L (yelling): K, dinner is ready. Daddy?
me (serving up pasta now): Yeah, do you want water with dinner?
L: Daddy?
me: Here, sit down.
L: Daddy?
me: Yeah, L?
L: I had to do the calendar twice….
me: Right. K! Dinner!

From the grownup perspective, the things they want to tell us, the stories they need to share, are small things. But in other senses they are huge.

For a child, nearly everything is new, their worlds are expanding with each experience, whether it's a face plant into a muddy puddle (like K did this last weekend while I was at work and M took the girls to the aquarium) or a classmate peeing in his pants during calendar (as happened when L's was snack master and doing the calendar so she had to restart calendar after things were settled), it's all part of what they're taking in and experiencing, and they want to talk about it. And if they can't talk about it with us, who can they talk about it with?

Weekend before last, we had a candlelight dinner after a chilly afternoon of hail and icy winds and family movie "night" (watching The AristoCats which was one of our more successful choices) and as we ate I realized that there were moments worth noting, even if they were simply questions like, "How many more bites of chili do I have to take before I get a piece of candy?" :

L, with chili
(and candles)

I have this theory that if I can be here while they're learning about being little girls and making friends and being snack master, listening in ways that lets them know I think what they have to say is important, then maybe they'll continue to share their stories and experiences with me when they're older, and they're busy learning about heartaches and love and successes and failures and are starting to stretch their wings and fly a bit….

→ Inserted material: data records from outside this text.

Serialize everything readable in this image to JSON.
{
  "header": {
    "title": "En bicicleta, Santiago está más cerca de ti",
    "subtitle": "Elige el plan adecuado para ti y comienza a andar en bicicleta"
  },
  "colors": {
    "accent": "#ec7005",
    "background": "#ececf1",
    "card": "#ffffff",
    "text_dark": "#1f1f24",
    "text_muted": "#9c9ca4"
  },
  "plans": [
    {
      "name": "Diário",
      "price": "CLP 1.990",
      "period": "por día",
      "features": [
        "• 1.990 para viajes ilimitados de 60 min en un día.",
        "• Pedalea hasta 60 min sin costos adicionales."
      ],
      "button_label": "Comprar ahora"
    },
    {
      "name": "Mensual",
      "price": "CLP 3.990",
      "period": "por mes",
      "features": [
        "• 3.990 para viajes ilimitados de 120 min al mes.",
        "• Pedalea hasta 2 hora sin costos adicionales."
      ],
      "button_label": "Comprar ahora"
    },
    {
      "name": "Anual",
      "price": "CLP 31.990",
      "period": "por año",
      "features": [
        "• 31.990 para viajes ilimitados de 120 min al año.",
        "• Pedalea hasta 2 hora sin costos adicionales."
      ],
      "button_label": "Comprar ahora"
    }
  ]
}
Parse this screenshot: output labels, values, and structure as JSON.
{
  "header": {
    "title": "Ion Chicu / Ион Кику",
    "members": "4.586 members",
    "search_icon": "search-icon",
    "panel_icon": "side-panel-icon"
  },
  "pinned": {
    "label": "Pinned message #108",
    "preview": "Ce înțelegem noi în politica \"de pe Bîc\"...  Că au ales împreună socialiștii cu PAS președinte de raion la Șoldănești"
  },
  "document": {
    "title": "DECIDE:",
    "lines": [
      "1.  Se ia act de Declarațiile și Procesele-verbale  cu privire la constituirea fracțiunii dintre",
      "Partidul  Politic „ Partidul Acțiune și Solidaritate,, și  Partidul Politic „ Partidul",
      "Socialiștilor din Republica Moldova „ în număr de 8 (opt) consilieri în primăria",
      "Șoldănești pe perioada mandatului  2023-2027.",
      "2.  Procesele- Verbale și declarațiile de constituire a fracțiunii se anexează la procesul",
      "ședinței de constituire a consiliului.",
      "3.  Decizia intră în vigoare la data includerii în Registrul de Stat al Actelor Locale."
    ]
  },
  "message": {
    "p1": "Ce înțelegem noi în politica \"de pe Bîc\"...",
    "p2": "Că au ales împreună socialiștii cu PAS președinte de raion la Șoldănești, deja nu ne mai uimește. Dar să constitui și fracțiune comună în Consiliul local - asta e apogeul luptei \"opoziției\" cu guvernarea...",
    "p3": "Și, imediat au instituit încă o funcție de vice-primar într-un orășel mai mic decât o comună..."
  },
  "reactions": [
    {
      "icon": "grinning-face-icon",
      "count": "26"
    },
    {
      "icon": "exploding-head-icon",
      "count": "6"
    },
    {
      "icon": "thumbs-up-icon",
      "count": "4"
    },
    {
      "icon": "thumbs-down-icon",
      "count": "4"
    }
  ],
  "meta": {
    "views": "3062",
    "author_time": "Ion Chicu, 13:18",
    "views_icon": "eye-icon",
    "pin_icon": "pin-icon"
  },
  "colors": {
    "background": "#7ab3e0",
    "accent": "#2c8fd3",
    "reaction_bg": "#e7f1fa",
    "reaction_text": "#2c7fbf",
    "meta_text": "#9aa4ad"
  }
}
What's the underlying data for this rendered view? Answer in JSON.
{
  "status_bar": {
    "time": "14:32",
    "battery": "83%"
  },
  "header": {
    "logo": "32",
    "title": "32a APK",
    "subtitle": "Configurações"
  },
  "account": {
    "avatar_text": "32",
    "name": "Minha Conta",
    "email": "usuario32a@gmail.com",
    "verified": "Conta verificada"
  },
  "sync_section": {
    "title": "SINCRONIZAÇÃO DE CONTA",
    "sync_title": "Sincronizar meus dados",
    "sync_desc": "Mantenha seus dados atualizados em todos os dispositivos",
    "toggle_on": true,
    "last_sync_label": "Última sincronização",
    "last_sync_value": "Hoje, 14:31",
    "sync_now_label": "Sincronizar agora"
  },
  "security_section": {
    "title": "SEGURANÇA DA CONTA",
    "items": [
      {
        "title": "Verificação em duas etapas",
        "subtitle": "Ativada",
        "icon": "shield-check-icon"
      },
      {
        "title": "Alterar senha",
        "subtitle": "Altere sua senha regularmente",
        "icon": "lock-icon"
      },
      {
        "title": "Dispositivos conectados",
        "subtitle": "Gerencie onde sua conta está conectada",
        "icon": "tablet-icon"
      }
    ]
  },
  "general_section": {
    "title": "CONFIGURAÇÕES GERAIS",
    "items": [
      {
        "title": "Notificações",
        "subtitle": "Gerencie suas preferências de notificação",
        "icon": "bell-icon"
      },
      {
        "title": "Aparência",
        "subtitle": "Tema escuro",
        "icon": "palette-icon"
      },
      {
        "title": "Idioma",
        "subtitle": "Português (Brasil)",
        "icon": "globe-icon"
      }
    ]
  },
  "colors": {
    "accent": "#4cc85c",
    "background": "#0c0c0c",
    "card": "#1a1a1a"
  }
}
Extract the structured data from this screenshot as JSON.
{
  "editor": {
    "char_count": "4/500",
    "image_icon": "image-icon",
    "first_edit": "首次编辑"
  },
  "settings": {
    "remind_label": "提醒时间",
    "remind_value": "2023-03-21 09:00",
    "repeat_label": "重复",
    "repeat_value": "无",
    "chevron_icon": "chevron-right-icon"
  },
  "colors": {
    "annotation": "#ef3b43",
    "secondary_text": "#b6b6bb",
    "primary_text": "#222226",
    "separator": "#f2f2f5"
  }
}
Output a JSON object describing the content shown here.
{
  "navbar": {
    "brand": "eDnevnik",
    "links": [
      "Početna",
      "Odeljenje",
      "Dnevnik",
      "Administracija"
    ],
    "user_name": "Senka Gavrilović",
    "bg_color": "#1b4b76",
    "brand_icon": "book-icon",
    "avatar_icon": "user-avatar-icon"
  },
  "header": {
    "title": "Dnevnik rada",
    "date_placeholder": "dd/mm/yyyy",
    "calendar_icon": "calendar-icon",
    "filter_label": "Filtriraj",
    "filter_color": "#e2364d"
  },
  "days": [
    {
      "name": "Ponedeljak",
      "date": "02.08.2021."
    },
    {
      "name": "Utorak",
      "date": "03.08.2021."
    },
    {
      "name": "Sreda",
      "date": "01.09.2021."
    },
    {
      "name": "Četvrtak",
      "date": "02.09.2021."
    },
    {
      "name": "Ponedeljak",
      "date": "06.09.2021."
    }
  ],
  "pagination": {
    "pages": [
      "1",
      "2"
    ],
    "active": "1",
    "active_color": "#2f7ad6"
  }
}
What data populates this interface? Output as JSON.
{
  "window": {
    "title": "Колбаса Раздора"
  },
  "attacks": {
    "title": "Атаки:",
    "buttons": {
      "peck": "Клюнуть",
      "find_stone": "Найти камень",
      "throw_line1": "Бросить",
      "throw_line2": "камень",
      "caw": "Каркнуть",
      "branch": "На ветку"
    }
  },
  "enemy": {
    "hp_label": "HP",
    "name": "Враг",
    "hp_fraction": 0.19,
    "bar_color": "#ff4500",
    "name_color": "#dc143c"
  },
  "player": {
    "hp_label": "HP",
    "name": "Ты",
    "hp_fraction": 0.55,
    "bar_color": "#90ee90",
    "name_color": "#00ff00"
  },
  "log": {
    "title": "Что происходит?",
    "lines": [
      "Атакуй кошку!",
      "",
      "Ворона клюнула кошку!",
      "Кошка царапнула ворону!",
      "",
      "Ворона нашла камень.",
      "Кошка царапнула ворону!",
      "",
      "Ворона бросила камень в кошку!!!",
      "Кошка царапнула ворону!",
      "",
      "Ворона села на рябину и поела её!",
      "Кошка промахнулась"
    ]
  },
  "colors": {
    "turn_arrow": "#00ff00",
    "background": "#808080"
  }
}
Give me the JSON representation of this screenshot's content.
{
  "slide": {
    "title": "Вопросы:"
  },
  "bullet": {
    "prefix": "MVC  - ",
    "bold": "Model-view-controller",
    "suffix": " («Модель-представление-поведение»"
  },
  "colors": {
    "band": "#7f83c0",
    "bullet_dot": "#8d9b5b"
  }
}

I really would love to share a tiny bit of that with them.


Bev said...

Hey, about the "not really listening"... good for you for noticing it in yourself and know that it's never too late to correct it. You can always go back the next day and ask "tell me again about doing the calendar twice?" You get a second chance. That's the good news. :)

Anonymous said...

I love this lesson. thanks for the reminder as I'm sure it can be applied to marriage as well.